Very funny, guys.

March 20, 2010

A week ago we had a group meeting. My boss is giving a presentation, and he stops in the middle and turns to me. “You never used to have a beard,” He says, “You remind me of Tom Hanks.”

I think for a minute. “In castaway?” I inquire. I was once accused in an elevator of acting like Bill Murray, and for a moment I had confused the two.

“No, in Forrest Gump. He goes jogging. Lets himself go. Looks like a madman.” He says. It’s the most aggressive thing I’ve ever heard him say. And let’s face it: I was getting pretty hairy. Perhaps a trim? Well, the weather was nice, so I decided to just shave the whole thing away. As soon as I did, I remembered why I grew a beard in the first place. My head is asymmetrical. My head has a fine texture not dissimilar to that of a golf ball. My head is pear shaped. I have more than the appropriate number of chins. My head is perched upon my neck with the graceless clumsiness of a sack of flour sitting on a garden fence.

Regardless, the ladies seem to like cleanshaven Aaron. “Hello!” I said to one of the young ladies in my research group this morning. “Oh god!” She said, her voice thick with disgust in the way that a bagel might be thick with cream cheese.
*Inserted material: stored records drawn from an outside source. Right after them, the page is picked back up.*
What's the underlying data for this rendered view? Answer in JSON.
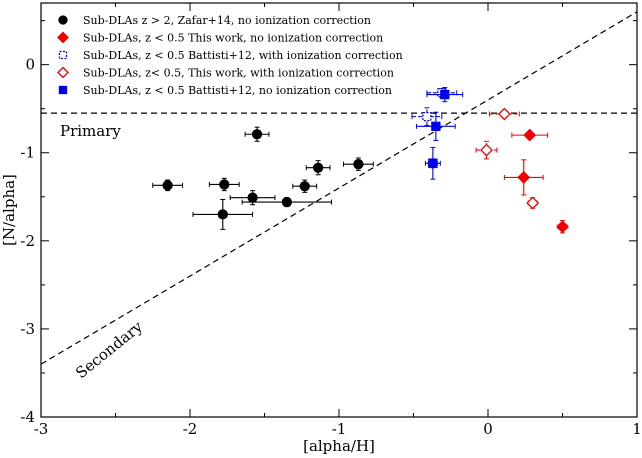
{
  "chart_data": {
    "type": "scatter",
    "title": "",
    "xlabel": "[alpha/H]",
    "ylabel": "[N/alpha]",
    "xlim": [
      -3,
      1
    ],
    "ylim": [
      -4,
      0.7
    ],
    "xticks": [
      -3,
      -2,
      -1,
      0,
      1
    ],
    "xtick_labels": [
      "-3",
      "-2",
      "-1",
      "0",
      "1"
    ],
    "yticks": [
      -4,
      -3,
      -2,
      -1,
      0
    ],
    "ytick_labels": [
      "-4",
      "-3",
      "-2",
      "-1",
      "0"
    ],
    "grid": false,
    "legend_position": "top-left",
    "series": [
      {
        "name": "Sub-DLAs z > 2, Zafar+14, no ionization correction",
        "marker": "circle",
        "filled": true,
        "color": "#000000",
        "dashed_errors": false,
        "points": [
          {
            "x": -2.15,
            "y": -1.37,
            "xerr": 0.1,
            "yerr": 0.06
          },
          {
            "x": -1.77,
            "y": -1.36,
            "xerr": 0.1,
            "yerr": 0.07
          },
          {
            "x": -1.55,
            "y": -0.79,
            "xerr": 0.08,
            "yerr": 0.08
          },
          {
            "x": -1.78,
            "y": -1.7,
            "xerr": 0.2,
            "yerr": 0.17
          },
          {
            "x": -1.58,
            "y": -1.51,
            "xerr": 0.15,
            "yerr": 0.08
          },
          {
            "x": -1.35,
            "y": -1.56,
            "xerr": 0.3,
            "yerr": 0.05
          },
          {
            "x": -1.23,
            "y": -1.38,
            "xerr": 0.08,
            "yerr": 0.07
          },
          {
            "x": -1.14,
            "y": -1.17,
            "xerr": 0.08,
            "yerr": 0.08
          },
          {
            "x": -0.87,
            "y": -1.13,
            "xerr": 0.1,
            "yerr": 0.07
          }
        ]
      },
      {
        "name": "Sub-DLAs, z < 0.5 This work, no ionization correction",
        "marker": "diamond",
        "filled": true,
        "color": "#ee0000",
        "dashed_errors": false,
        "points": [
          {
            "x": 0.28,
            "y": -0.8,
            "xerr": 0.12,
            "yerr": 0.03
          },
          {
            "x": 0.24,
            "y": -1.28,
            "xerr": 0.13,
            "yerr": 0.2
          },
          {
            "x": 0.5,
            "y": -1.84,
            "xerr": 0.03,
            "yerr": 0.07
          }
        ]
      },
      {
        "name": "Sub-DLAs, z < 0.5 Battisti+12, with ionization correction",
        "marker": "square",
        "filled": false,
        "color": "#0000cc",
        "dashed_errors": true,
        "points": [
          {
            "x": -0.31,
            "y": -0.32,
            "xerr": 0.1,
            "yerr": 0.05
          },
          {
            "x": -0.41,
            "y": -0.59,
            "xerr": 0.1,
            "yerr": 0.1
          },
          {
            "x": -0.37,
            "y": -1.12,
            "xerr": 0.05,
            "yerr": 0.05
          }
        ]
      },
      {
        "name": "Sub-DLAs, z< 0.5, This work, with ionization correction",
        "marker": "diamond",
        "filled": false,
        "color": "#ee0000",
        "dashed_errors": true,
        "points": [
          {
            "x": 0.11,
            "y": -0.56,
            "xerr": 0.1,
            "yerr": 0.03
          },
          {
            "x": -0.01,
            "y": -0.97,
            "xerr": 0.07,
            "yerr": 0.1
          },
          {
            "x": 0.3,
            "y": -1.57,
            "xerr": 0.03,
            "yerr": 0.06
          }
        ]
      },
      {
        "name": "Sub-DLAs, z < 0.5 Battisti+12, no ionization correction",
        "marker": "square",
        "filled": true,
        "color": "#0000ee",
        "dashed_errors": false,
        "points": [
          {
            "x": -0.29,
            "y": -0.34,
            "xerr": 0.12,
            "yerr": 0.08
          },
          {
            "x": -0.35,
            "y": -0.7,
            "xerr": 0.13,
            "yerr": 0.16
          },
          {
            "x": -0.37,
            "y": -1.12,
            "xerr": 0.03,
            "yerr": 0.18
          }
        ]
      }
    ],
    "reference_lines": [
      {
        "name": "Primary",
        "x1": -3,
        "y1": -0.55,
        "x2": 1,
        "y2": -0.55,
        "style": "dashed",
        "color": "#000000"
      },
      {
        "name": "Secondary",
        "x1": -3,
        "y1": -3.4,
        "x2": 1,
        "y2": 0.6,
        "style": "dashed",
        "color": "#000000"
      }
    ],
    "annotations": [
      "Primary",
      "Secondary"
    ]
  }
}
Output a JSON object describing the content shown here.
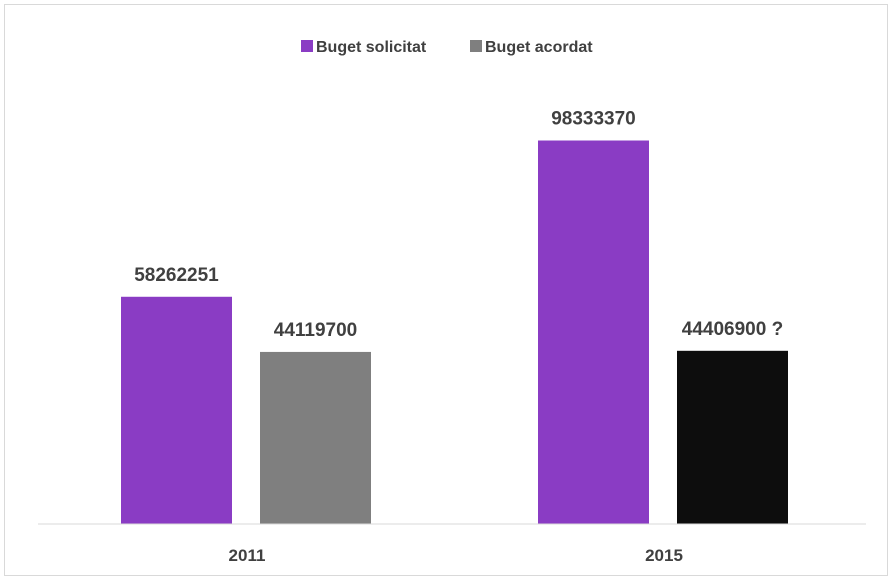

The worst was Dr. Mo, a young lady of Chinese extraction who is in our group. After the group meeting, she pulls me aside. “Why?!” She demands. “I liked your beard. It hid your face.” She puts her hand on my shoulder, as though consoling me. “Hopefully it grows back, fast. Ugh.”

Damn you people. I’m just going to bring back the furious muttonchops, the way I like, and you picky jerks can just deal with it.


The Worst Diet Ever: Update

March 13, 2010

In December, I was sitting at a red light at 69th and Market streets, and the Police pursued a stolen minivan straight into my car.  I try and make light of it, but the best I can do is to refer to it as the worst diet in the world. I’d have lost 220 pounds in an eighth of a second. A spot slower on the brake pedal, and I’d be a bad smell right now. And yes, it still sometimes bothers me.

My insurance company wouldn’t pay because I didn’t have collision. They told me the other guy wouldn’t pay because his car had been stolen, and he wasn’t driving. The Philly police haven’t told me squat (other than that they don’t have to pay, because they’re the police.) I guess they’re afraid that if I know who almost killed me over a 1999 Pontiac fucking Silhouette, or why he did it, I’d go to his house and shoot him.

I’m not going to lie. The thought has occurred to me. The ‘no-snitching’ policy is one the PPD probably needs to continue.  I wouldn’t shoot him, probably, but I’d mail his pets to him bit by bit. Call me passive aggressive, I suppose.  Anyway. Imagine my surprise when my insurance company called and gave me the VIN, plate number, and owner of the stolen minivan. It turns out that rather than me suing the thief, the owner’s insurance company will pay me, and then they will sue the thief. Here’s to hoping that damnable Gecko keeps his end of this bargain.

Oh. The name of the minivan’s owner? Jesus deJesus. I think it’s Spanish. I guess it just goes to show no one is safe.